# taz.de -- 30 Jahre Tschernobyl: Gedenken an die guten alten Zeiten
       
       > In der Sperrzone von Tschernobyl: Einmal im Jahr, kurz nach Ostern,
       > besuchen Ausgesiedelte die Gräber ihrer Angehörigen.
       
 (IMG) Bild: Der Priester Maxim Strihar bei einer Messe auf dem Friedhof von Ladyshytschi
       
       Lachende und weinende Gesichter der Alten. Begrüßungen, herzliche
       Umarmungen. Hunderte, Tausende festlich gekleidete Menschen. Am Großen
       Gedenktag, der Radoniza, am Sonntag nach Ostern füllen sich die Dörfer um
       Tschernobyl mit Menschen, die heimkehren, um ihrer verstorbenen Angehörigen
       zu gedenken. Die Schornsteine auf den Dächern, aus denen Bäume ragen,
       fangen wieder zu rauchen an. Die Häuser werden durch Öfen und den Austausch
       von Jugenderinnerungen wieder heimelig warm.
       
       Nach der größten Nuklearkatastrophe in der Geschichte der Menschheit
       entstand vor 30 Jahren mitten in Europa ein fast menschenfreies
       Territorium, so groß wie Luxemburg. Es ist zu einem imaginierten Friedhof,
       zu einem Mahnmal für die Lebenden geworden. Einmal im Jahr jedoch
       verwandeln sich die Friedhöfe in der Tschernobyl-Todeszone in blühende
       Gärten.
       
       Genauer gesagt, sind die Friedhöfe das Einzige, was dort intakt geblieben
       ist. Gepflegt werden sie von denen, die umgesiedelt wurden. Trotz ihres
       hohen Alters kehren sie jedes Jahr in ihre Dörfer zurück.
       
       Nina Nowohatnaja ist eine von ihnen. Ihr Dorf Ladyshitschi liegt in der
       30-Kilometer-Sperrzone. Die 67-Jährige ist an Krebs erkrankt und hat
       bereits vier Operationen hinter sich. Sie kommt in jedem Jahr zurück, um
       nach „ein paar Grabhügeln“ zu sehen. Vor dem GAU hat Nina in einer
       Schulkantine gearbeitet. Neuerdings habe sich dort eine Bärin mit ihrem
       Jungen niedergelassen. Die Rentnerin ist überzeugt, dass ihr Dorf das
       sauberste in der gesamten Sperrzone ist.
       
       ## Wieder lebendig
       
       Nach der Umsiedlung in das Dorf Sukatschi in der Nähe der ukrainischen
       Hauptstadt Kiew hat Nina fast zur selben Zeit fünf Verwandte verloren. Sie
       kehrt zurück, um deren Gräber zu pflegen. Hier trifft sie sich mit
       ehemaligen Dorfbewohnern und den Priestern. Ladyshitschi werde an diesem
       Tag wieder lebendig wie zu den guten alten Zeiten.
       
       „Es ist, als ob wir nach Hause fahren würden. Wir sind alle fröhlich! Das
       Dorf erwacht zum Leben. Jetzt sind wir nicht mehr so viele wie früher. Nach
       der Havarie waren es um die neun Busse. Wir pflegen Grabhügel, renovieren
       Zäune, machen den Friedhof sauber. Einiges sollte man neu bauen, es fehlt
       aber an Kraft“, sagt Nina. „Söhnchen, stell dir nur vor, das wäre deine
       Heimat, ein Ort, wo du geboren und zur Schule gegangen bist und wo du deine
       Kindheit verbracht hast. Die Seele schmerzt!“
       
       Die dem Tod geweihte Frau ist sich sicher: Würde sie nach Ladyshitschi
       endgültig zurückkehren, würde sie noch mindestens zehn Jahre weiterleben.

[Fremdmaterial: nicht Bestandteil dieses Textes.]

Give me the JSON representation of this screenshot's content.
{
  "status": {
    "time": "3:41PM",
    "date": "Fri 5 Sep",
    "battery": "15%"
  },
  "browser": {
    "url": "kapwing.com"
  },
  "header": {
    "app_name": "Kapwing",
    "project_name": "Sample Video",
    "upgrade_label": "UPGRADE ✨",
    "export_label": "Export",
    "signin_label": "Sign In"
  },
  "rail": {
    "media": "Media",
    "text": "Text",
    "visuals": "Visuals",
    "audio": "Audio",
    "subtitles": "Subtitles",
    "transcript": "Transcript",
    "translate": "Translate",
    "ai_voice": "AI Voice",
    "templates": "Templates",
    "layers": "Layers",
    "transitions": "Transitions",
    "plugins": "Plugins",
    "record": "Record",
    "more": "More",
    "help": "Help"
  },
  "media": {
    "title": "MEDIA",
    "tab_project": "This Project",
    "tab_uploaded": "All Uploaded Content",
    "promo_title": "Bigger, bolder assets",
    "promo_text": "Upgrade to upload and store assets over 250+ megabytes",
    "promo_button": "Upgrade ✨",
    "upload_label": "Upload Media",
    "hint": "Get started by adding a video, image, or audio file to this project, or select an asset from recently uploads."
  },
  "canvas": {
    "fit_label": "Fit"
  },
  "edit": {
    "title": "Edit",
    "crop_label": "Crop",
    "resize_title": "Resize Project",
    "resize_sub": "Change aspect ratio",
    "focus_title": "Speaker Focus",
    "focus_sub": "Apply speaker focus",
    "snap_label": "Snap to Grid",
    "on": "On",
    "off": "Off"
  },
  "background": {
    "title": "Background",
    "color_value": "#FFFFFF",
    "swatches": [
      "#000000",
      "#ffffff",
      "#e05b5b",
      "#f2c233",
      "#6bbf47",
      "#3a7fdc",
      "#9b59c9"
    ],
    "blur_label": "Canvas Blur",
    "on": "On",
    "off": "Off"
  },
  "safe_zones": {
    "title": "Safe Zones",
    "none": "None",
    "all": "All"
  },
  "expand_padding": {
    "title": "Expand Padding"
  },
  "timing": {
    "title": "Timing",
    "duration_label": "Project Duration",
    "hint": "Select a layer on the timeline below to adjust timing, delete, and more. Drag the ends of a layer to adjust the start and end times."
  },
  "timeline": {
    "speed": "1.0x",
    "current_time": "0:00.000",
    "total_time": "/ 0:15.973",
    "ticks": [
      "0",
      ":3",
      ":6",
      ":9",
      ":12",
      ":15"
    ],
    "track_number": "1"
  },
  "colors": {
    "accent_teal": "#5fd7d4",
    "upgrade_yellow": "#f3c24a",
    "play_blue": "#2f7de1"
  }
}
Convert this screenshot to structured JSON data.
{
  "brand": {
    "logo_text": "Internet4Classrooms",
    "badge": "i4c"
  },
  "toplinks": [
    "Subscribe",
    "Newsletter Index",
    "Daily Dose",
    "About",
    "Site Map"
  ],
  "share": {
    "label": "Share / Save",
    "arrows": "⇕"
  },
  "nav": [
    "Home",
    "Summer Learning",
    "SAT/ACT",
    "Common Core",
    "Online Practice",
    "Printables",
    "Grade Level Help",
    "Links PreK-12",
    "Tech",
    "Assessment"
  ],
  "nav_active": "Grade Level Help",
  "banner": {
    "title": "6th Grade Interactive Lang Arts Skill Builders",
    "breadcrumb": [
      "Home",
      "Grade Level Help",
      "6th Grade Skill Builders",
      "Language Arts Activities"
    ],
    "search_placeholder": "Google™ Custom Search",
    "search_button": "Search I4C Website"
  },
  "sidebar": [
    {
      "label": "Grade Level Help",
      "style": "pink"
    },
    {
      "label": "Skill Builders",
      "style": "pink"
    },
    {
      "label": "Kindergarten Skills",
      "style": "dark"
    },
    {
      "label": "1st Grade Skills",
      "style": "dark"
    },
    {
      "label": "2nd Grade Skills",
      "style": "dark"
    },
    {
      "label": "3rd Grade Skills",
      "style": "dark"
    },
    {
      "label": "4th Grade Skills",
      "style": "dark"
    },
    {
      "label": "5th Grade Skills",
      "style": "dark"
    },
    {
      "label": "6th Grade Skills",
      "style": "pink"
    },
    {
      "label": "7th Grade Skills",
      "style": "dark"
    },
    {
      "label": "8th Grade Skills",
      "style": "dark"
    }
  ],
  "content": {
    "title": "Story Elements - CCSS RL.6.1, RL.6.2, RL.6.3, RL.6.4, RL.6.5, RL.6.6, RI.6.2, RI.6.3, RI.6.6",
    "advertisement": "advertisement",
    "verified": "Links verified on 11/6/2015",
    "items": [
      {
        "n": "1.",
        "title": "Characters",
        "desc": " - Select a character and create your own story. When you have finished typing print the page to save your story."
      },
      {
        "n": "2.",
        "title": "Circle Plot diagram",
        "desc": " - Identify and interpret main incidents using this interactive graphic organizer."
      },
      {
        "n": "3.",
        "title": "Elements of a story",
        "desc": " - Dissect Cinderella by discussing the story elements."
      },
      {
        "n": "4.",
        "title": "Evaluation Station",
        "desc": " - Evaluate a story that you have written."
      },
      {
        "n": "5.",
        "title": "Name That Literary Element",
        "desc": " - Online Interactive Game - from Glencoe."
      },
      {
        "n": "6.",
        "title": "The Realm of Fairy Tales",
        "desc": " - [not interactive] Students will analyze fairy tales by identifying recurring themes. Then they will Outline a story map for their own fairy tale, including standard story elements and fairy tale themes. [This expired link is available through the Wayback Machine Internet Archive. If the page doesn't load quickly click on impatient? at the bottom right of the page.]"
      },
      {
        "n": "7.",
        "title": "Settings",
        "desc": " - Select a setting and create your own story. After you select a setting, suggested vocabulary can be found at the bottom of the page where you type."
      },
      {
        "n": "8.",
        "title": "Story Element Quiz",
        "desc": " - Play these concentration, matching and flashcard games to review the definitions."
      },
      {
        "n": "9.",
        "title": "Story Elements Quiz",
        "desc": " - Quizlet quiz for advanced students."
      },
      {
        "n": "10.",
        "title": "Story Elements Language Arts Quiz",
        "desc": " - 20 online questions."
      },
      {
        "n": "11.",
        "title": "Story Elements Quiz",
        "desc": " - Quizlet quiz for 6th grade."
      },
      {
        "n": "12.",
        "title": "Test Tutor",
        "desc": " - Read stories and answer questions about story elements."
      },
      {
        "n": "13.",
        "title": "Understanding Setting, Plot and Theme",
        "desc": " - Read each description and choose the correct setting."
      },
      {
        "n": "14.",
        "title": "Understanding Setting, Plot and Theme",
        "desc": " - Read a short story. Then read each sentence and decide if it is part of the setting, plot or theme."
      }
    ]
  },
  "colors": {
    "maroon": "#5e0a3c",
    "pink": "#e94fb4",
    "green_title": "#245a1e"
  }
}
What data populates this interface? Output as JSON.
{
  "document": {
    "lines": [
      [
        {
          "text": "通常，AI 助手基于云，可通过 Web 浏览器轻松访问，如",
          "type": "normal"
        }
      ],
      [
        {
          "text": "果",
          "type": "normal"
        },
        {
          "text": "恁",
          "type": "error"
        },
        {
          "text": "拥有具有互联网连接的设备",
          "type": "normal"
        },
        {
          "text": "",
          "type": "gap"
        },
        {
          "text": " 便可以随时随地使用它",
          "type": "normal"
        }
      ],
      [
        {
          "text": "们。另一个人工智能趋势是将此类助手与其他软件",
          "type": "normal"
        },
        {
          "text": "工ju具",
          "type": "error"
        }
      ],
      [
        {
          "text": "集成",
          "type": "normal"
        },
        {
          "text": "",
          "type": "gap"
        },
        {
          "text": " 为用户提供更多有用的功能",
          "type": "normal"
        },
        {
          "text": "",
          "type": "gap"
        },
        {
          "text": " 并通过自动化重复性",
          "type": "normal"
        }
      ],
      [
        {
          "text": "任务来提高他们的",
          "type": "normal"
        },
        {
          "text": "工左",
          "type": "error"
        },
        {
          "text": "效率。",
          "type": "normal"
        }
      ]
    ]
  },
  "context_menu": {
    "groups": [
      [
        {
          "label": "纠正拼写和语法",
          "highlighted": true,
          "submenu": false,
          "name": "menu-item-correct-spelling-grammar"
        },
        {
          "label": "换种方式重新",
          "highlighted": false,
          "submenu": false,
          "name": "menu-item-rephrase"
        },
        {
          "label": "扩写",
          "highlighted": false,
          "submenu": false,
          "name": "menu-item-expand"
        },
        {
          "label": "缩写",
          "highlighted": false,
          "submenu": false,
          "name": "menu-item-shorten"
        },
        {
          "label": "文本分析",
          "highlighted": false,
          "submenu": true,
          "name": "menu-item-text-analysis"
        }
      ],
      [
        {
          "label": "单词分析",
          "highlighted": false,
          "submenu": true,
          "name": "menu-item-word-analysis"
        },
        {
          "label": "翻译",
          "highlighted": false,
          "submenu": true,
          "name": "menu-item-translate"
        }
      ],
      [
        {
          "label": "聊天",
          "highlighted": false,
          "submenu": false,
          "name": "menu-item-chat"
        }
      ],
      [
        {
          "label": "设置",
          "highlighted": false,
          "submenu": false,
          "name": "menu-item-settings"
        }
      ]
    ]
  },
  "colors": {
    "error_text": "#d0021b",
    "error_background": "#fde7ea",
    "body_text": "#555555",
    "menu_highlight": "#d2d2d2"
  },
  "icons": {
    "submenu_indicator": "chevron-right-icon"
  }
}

       „Wenn ich hierherkomme, fange ich sofort an zu singen, und zwar so laut,
       dass die Elche weglaufen. Ich fürchte mich nicht, obwohl alles haushoch
       zugewachsen ist. Es macht mir nichts aus“, sagt sie. Nina kann ihre Tränen
       nicht zurückhalten. „Früher habe ich nie geträumt. Und jetzt habe ich immer
       wieder den gleichen Traum von meinem Haus und wie es war, als ich dort
       gelebt habe.“ Nina sagt, dass sie sich jedes Mal frage, ob sie wohl auch
       nächstes Jahr wieder in ihr Dorf werde kommen können.
       
       Der Priester der Ukrainischen Autokephalen Orthodoxen Kirche, Maxim
       Strihar, der die Umsiedler begleitet, ist der Meinung, dass, spätestens
       wenn es um ein Begräbnis gehe, jeder Mensch religiös werde. „Das Grab der
       Ahnen zu besuchen, das ist eine Art genetisches Gedenken und geht auf die
       vorchristliche Zeit zurück. Ganz egal ob ein Mensch gläubig ist oder
       Atheist, wird er immer wieder zum Grab seiner Väter zurückkehren“, sagt er.
       
       ## Kaplan im Kriegsgebiet
       
       Maxim Strihar hat eine Zeit lang während der Kriegshandlungen im
       ostukrainischen Donbass bei der ukrainischen Armee als Kaplan gearbeitet.
       Er sagt, dass keine noch so große Katastrophe das genetische Gedächtnis und
       die Kraft der Verwandtschaftsbande zerstören könne. Er habe dort erlebt,
       dass die Menschen in ihre von der Erdoberfläche verschwundene Siedlungen
       zurückgekehrt seien, um der Verstorbenen zu gedenken. „Sie laufen durch
       nicht mehr existierende Straßen und unterhalten sich mit denjenigen, die
       nur für sie sichtbar sind.“
       
       Ein anderer Priester, Vater Dmitri Prisjashnyj, der ebenfalls jedes Jahr
       zur Radoniza in die Sperrzone fährt, sagt, die Geistlichen seine eine
       wichtige Stütze für die Menschen, die ihre Heimatorte verlassen mussten.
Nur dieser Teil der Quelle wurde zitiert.